Warum wächst oder schrumpft die Geldmenge?

Die Geldmenge kann sich aufgrund verschiedener Faktoren ausweiten oder verringern, darunter:

  • Politik der Zentralbanken: Wie bereits erwähnt, nutzen Zentralbanken Instrumente wie Offenmarktgeschäfte, Mindestreserveanforderungen und Diskontsätze, um die Geldmenge zu steuern, was zu einer Ausweitung oder Verknappung der Geldmenge führen kann.
  • Wirtschaftliche Bedingungen: In einer wachsenden Wirtschaft steigt in der Regel die Nachfrage nach Krediten, was zu einer Ausweitung der Geldmenge führt. Umgekehrt kann in Zeiten des wirtschaftlichen Abschwungs die Kreditnachfrage zurückgehen, was zu einer Verringerung der Geldmenge führt.
  • Fiskalpolitik: Die Fiskalpolitik der Regierung, wie z. B. Änderungen der Besteuerung oder der Staatsausgaben, kann die Geldmenge beeinflussen. Eine expansive Fiskalpolitik kann zu einer Erhöhung der Geldmenge führen, während eine kontraktive Politik sie verringern kann.

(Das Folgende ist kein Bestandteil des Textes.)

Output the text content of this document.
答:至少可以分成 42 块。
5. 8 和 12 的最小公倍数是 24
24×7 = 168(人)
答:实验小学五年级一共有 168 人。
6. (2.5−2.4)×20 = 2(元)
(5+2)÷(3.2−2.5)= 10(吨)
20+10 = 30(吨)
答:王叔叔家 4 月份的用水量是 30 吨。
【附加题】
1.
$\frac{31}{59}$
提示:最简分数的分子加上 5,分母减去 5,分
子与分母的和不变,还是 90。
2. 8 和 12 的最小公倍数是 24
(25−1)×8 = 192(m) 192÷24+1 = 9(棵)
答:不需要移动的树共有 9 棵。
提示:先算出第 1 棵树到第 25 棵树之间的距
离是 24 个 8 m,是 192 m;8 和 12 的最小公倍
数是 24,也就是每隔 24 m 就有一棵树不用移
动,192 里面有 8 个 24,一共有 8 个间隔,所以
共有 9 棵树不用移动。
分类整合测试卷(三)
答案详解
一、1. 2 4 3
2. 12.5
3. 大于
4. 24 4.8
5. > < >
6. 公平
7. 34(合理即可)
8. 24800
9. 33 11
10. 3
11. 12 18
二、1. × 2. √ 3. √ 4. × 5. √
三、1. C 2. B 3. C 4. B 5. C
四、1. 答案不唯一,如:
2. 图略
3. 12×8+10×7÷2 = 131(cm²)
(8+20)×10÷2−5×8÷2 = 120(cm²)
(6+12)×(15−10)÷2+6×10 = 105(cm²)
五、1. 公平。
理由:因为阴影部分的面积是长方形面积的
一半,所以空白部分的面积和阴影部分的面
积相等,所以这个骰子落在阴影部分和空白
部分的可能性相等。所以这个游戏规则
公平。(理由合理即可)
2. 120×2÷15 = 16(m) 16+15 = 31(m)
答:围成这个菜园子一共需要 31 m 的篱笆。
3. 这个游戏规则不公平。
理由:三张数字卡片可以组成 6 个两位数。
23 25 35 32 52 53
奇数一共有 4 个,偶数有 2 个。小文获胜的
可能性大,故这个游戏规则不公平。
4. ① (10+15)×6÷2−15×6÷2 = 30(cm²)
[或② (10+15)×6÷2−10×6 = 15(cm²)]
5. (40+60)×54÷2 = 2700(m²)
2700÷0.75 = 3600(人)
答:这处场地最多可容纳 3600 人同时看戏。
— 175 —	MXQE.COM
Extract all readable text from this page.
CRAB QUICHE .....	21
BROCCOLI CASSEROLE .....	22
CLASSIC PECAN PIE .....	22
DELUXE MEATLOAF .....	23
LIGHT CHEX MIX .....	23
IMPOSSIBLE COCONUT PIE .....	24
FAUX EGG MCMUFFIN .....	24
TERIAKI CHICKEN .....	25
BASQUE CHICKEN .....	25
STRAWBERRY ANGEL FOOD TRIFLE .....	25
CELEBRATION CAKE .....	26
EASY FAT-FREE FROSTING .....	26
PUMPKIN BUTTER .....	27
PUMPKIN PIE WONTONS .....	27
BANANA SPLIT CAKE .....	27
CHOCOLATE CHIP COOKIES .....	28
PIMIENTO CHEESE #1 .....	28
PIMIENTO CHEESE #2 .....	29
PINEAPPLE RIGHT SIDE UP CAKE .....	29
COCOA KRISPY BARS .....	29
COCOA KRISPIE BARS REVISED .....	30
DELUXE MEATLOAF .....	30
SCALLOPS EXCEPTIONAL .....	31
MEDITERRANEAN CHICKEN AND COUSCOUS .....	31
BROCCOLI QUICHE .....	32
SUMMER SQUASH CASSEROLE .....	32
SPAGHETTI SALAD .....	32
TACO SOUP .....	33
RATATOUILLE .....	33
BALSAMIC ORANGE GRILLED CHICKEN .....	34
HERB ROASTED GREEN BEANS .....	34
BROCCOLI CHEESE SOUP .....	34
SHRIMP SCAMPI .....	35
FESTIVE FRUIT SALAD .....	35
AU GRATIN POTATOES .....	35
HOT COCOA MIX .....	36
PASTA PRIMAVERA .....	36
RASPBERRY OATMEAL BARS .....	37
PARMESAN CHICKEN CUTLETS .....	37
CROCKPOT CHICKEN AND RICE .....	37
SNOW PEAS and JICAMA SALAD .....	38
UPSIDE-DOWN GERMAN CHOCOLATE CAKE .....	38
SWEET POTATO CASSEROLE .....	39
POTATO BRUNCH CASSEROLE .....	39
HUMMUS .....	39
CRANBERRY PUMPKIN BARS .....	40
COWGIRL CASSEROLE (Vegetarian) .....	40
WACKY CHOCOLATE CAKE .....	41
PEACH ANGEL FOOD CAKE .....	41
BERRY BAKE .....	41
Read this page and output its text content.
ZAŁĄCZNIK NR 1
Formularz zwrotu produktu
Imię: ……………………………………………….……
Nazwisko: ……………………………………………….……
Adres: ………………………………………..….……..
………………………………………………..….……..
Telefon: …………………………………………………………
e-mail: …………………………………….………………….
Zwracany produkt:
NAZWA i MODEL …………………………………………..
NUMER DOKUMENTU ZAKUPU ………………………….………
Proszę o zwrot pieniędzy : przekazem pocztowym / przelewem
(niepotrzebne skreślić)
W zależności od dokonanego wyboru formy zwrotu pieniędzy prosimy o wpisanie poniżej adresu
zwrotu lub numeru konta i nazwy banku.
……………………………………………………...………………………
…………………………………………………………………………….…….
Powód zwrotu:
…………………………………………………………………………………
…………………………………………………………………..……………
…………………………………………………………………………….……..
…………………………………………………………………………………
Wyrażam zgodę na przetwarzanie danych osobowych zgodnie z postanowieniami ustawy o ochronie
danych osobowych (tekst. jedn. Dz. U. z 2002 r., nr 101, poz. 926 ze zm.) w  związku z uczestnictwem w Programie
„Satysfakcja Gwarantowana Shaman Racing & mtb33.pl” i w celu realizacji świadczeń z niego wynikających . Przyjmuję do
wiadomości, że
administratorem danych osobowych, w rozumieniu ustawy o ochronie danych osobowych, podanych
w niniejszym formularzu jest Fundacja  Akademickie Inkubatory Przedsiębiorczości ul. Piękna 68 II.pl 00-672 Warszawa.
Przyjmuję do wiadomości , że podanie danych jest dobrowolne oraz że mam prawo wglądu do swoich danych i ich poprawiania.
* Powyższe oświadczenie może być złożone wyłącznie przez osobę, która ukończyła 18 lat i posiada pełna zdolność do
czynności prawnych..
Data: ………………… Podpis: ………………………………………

Das Konzept der Geldmenge ist ein wichtiger Teil, um die Makroökonomie und ihre Auswirkungen auf die Finanzmärkte zu verstehen.

Wenn man die Veränderungen der Geldmenge im Auge behält, kann man mögliche Veränderungen bei Inflation, Zinsen und Wirtschaftswachstum besser vorhersagen.